Даже если она, чёрт возьми, осталась жива – сколько же ей сейчас лет, вряд ли меньше чем ему. Она, конечно, ведьма, – он усмехнулся, – но не могла же она не постареть за эти годы…

Он передёрнул плечами, чтобы отогнать от себя внезапно возникшее наваждение.

В конце концов, он прибыл в СССР для контроля за выполнением специального задания, а не затем, чтобы тревожить призраки почти полувековой давности.

Хотя как же всё-таки жаль, что он тогда не узнал, как её звали.

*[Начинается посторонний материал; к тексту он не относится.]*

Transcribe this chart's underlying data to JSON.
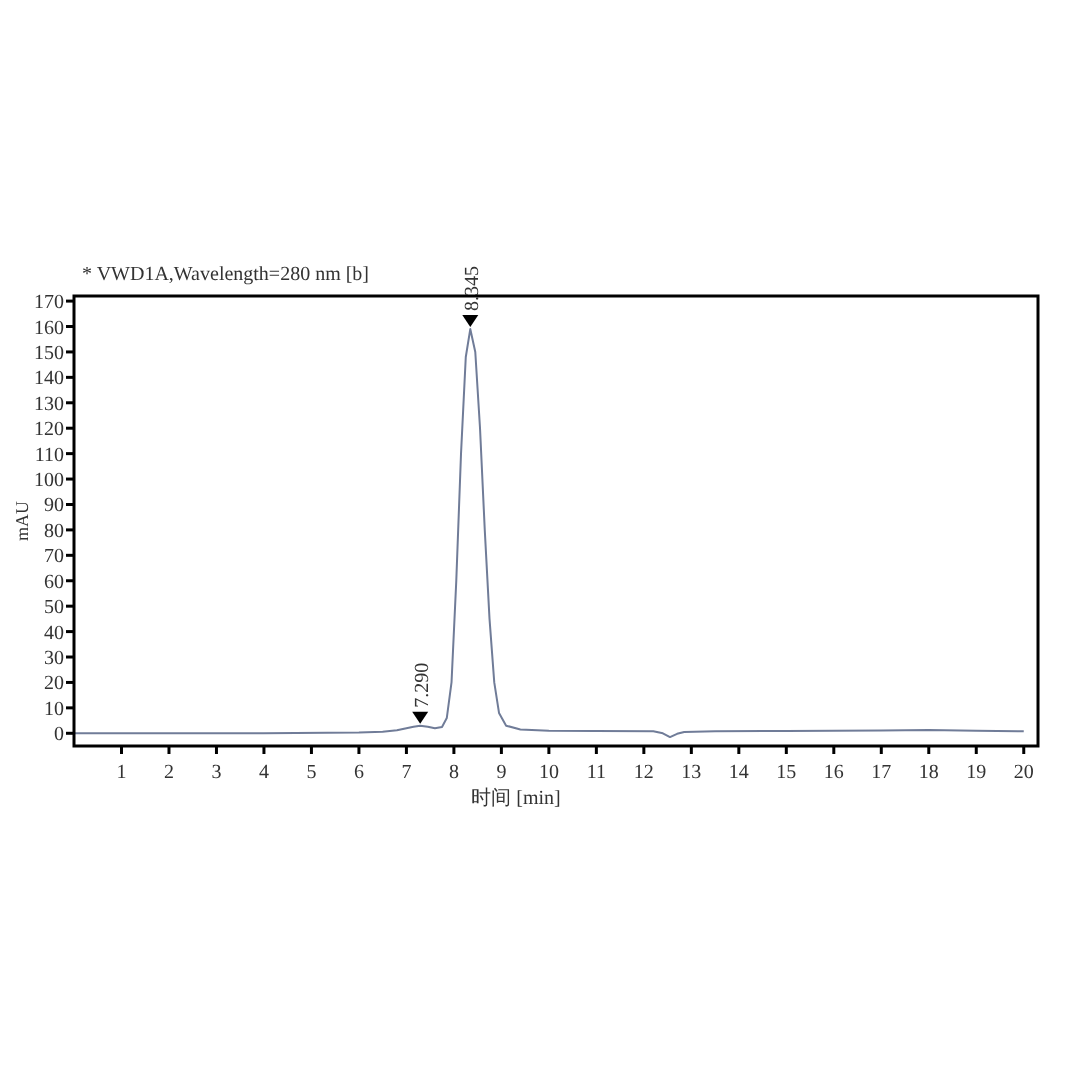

Он запомнил только название города, где это произошло, будь он проклят – город с таким названием не может не быть проклят.

Slawjansk.

* * *

Год 1989. Июнь.

В кружке на столе остался недопитый чай. Последовавший всё-таки совету друга Фёдор Ермишин собирался на юг в суматохе, вспоминая, что забыл положить в чемодан то одно, то другое. Уже оформив отпуск и получив на руки билеты и путёвку в пансионат, он до самого дня отъезда ходил на работу, увлечённый расчётами нового проекта, который, как ему казалось, мог одновременно удешевить строительство насосных станций и повысить их безопасность. В итоге за три часа до отхода поезда выяснилось, что чемодан не уложен, вещи даже не постираны, а в раковине скопилась гора грязной посуды – пунктуальный в инженерных расчётах, Ермишин был до ужаса рассеян в быту, что накладывало отпечаток на всю его холостяцкую жизнь – фактически, конечно, холостяцкую, потому что формально он по-прежнему состоял в зарегистрированном браке с гражданкой Натальей Ермишиной…

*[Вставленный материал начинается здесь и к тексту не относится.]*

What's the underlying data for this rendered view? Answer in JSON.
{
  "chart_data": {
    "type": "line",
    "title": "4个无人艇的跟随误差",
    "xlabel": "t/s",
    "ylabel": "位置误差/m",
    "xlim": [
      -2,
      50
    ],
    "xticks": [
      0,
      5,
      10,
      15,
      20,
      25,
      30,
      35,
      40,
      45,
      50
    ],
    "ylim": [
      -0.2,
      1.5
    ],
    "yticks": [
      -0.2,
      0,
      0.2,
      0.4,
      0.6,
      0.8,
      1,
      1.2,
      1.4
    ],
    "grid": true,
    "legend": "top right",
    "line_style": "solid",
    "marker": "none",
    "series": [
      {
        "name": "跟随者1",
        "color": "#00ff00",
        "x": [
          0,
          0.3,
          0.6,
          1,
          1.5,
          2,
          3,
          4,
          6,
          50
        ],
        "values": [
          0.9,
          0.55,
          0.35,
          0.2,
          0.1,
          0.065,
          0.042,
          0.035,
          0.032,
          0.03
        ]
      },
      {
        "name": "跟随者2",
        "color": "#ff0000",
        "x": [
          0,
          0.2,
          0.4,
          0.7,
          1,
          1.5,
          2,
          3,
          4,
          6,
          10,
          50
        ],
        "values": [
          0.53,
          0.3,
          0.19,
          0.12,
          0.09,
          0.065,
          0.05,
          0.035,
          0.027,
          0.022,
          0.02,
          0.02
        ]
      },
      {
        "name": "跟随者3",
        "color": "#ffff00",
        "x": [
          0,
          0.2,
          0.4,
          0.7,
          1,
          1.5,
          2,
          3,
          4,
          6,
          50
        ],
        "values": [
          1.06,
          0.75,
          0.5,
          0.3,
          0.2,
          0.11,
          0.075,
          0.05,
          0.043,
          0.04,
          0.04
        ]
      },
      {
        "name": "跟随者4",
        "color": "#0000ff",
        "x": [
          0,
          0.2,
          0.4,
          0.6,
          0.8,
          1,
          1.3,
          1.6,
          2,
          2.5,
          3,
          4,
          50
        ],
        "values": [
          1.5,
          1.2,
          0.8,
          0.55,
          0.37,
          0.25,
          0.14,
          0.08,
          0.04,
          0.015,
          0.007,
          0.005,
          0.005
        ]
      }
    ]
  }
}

Фёдор выбежал из подъезда и быстрым шагом направился к автобусной остановке, на ходу поправляя очки и приглаживая расчёской волосы. Времени он, конечно, потерял много, но на поезд ещё вполне успевал, даже с запасом.

Автобус подъехал через несколько минут, он вошёл в салон, двери закрылись, и только потянувшись к нагрудному карману, чтобы достать проездной и предъявить его водителю и пассажирам, Ермишин понял, что ничего, кроме проездного, в кармане нет – билет на поезд остался на кухне, рядом с чайной кружкой.

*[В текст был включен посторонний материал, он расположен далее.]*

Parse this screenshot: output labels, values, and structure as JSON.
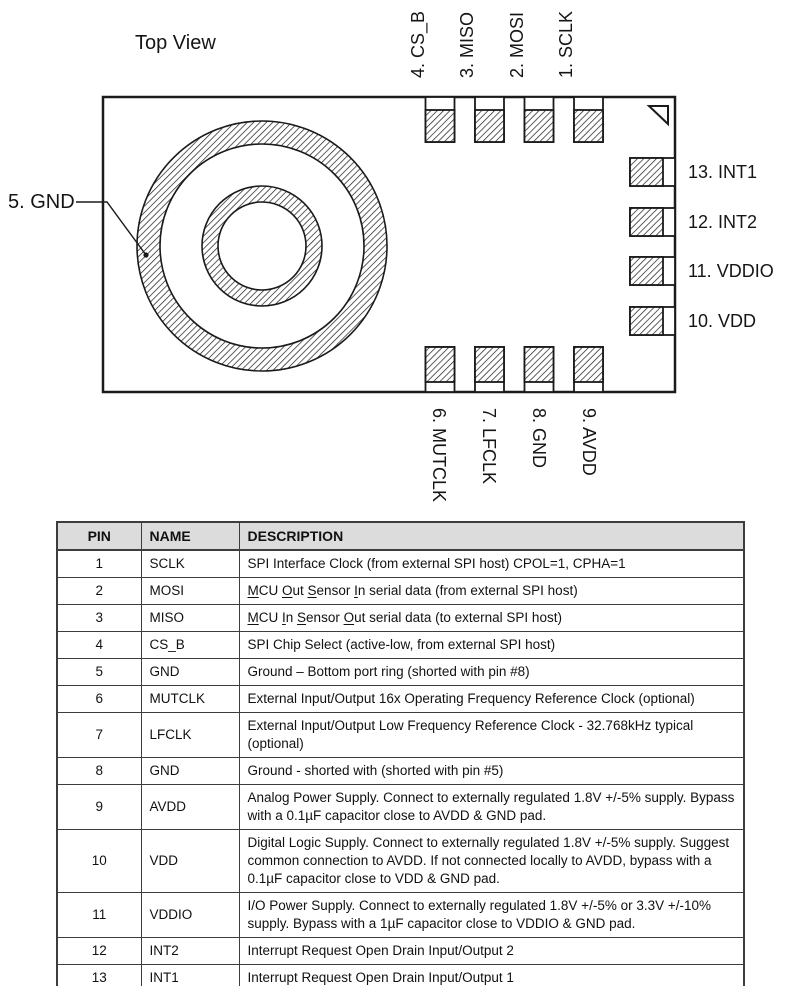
{
  "diagram": {
    "title": "Top View",
    "left_pin": "5. GND",
    "top_pins": [
      "4. CS_B",
      "3. MISO",
      "2. MOSI",
      "1. SCLK"
    ],
    "right_pins": [
      "13. INT1",
      "12. INT2",
      "11. VDDIO",
      "10. VDD"
    ],
    "bottom_pins": [
      "6. MUTCLK",
      "7. LFCLK",
      "8. GND",
      "9. AVDD"
    ],
    "ink_color": "#1a1a1a"
  },
  "table": {
    "headers": [
      "PIN",
      "NAME",
      "DESCRIPTION"
    ],
    "rows": [
      {
        "pin": "1",
        "name": "SCLK",
        "desc": "SPI Interface Clock (from external SPI host) CPOL=1, CPHA=1"
      },
      {
        "pin": "2",
        "name": "MOSI",
        "desc_rich": [
          {
            "t": "M",
            "u": true
          },
          {
            "t": "CU "
          },
          {
            "t": "O",
            "u": true
          },
          {
            "t": "ut "
          },
          {
            "t": "S",
            "u": true
          },
          {
            "t": "ensor "
          },
          {
            "t": "I",
            "u": true
          },
          {
            "t": "n serial data (from external SPI host)"
          }
        ]
      },
      {
        "pin": "3",
        "name": "MISO",
        "desc_rich": [
          {
            "t": "M",
            "u": true
          },
          {
            "t": "CU "
          },
          {
            "t": "I",
            "u": true
          },
          {
            "t": "n "
          },
          {
            "t": "S",
            "u": true
          },
          {
            "t": "ensor "
          },
          {
            "t": "O",
            "u": true
          },
          {
            "t": "ut serial data (to external SPI host)"
          }
        ]
      },
      {
        "pin": "4",
        "name": "CS_B",
        "desc": "SPI Chip Select (active-low, from external SPI host)"
      },
      {
        "pin": "5",
        "name": "GND",
        "desc": "Ground – Bottom port ring (shorted with pin #8)"
      },
      {
        "pin": "6",
        "name": "MUTCLK",
        "desc": "External Input/Output 16x Operating Frequency Reference Clock (optional)"
      },
      {
        "pin": "7",
        "name": "LFCLK",
        "desc": "External Input/Output Low Frequency Reference Clock - 32.768kHz typical (optional)"
      },
      {
        "pin": "8",
        "name": "GND",
        "desc": "Ground - shorted with (shorted with pin #5)"
      },
      {
        "pin": "9",
        "name": "AVDD",
        "desc": "Analog Power Supply. Connect to externally regulated 1.8V +/-5% supply. Bypass with a 0.1µF capacitor close to AVDD & GND pad."
      },
      {
        "pin": "10",
        "name": "VDD",
        "desc": "Digital Logic Supply. Connect to externally regulated 1.8V +/-5% supply. Suggest common connection to AVDD. If not connected locally to AVDD, bypass with a 0.1µF capacitor close to VDD & GND pad."
      },
      {
        "pin": "11",
        "name": "VDDIO",
        "desc": "I/O Power Supply. Connect to externally regulated 1.8V +/-5% or 3.3V +/-10% supply. Bypass with a 1µF capacitor close to VDDIO & GND pad."
      },
      {
        "pin": "12",
        "name": "INT2",
        "desc": "Interrupt Request Open Drain Input/Output 2"
      },
      {
        "pin": "13",
        "name": "INT1",
        "desc": "Interrupt Request Open Drain Input/Output 1"
      }
    ]
  }
}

– Остановите!!! – он отчаянно заколотил костяшками пальцев в двери только было отъехавшего от остановки ЛиАЗа.

Водитель, с лёгким презрением взглянув в зеркало на только что вошедшего пассажира, ломящегося наружу, небрежно нажал на педаль тормоза и приоткрыл одну створку задней двери. Человек с чемоданом протиснулся сквозь створку и выбежал на улицу.

– Спасибо! – крикнул он вслед уходящему автобусу. Но водитель его уже не слушал, слегка пожав плечами, он вёл машину по положенному маршруту.

До остановки было метров триста. Пока Ермишин преодолел их, поднялся в квартиру, схватил спокойно лежавший на кухне билет и вернулся назад – он почти безнадёжно опаздывал на поезд. Но следующий автобус, нарушив расписание, подошёл через несколько минут, и, когда он выскочил из автобуса на привокзальной площади, состав Новосибирск-Адлер ещё стоял на платформе, и по громкой связи призывали провожающих выйти из вагонов, и проводницы звали назад вышедших подышать свежим воздухом родителей с детьми, и вожатые следили, чтобы не отстал никто из ехавших отдыхать сибирских школьников…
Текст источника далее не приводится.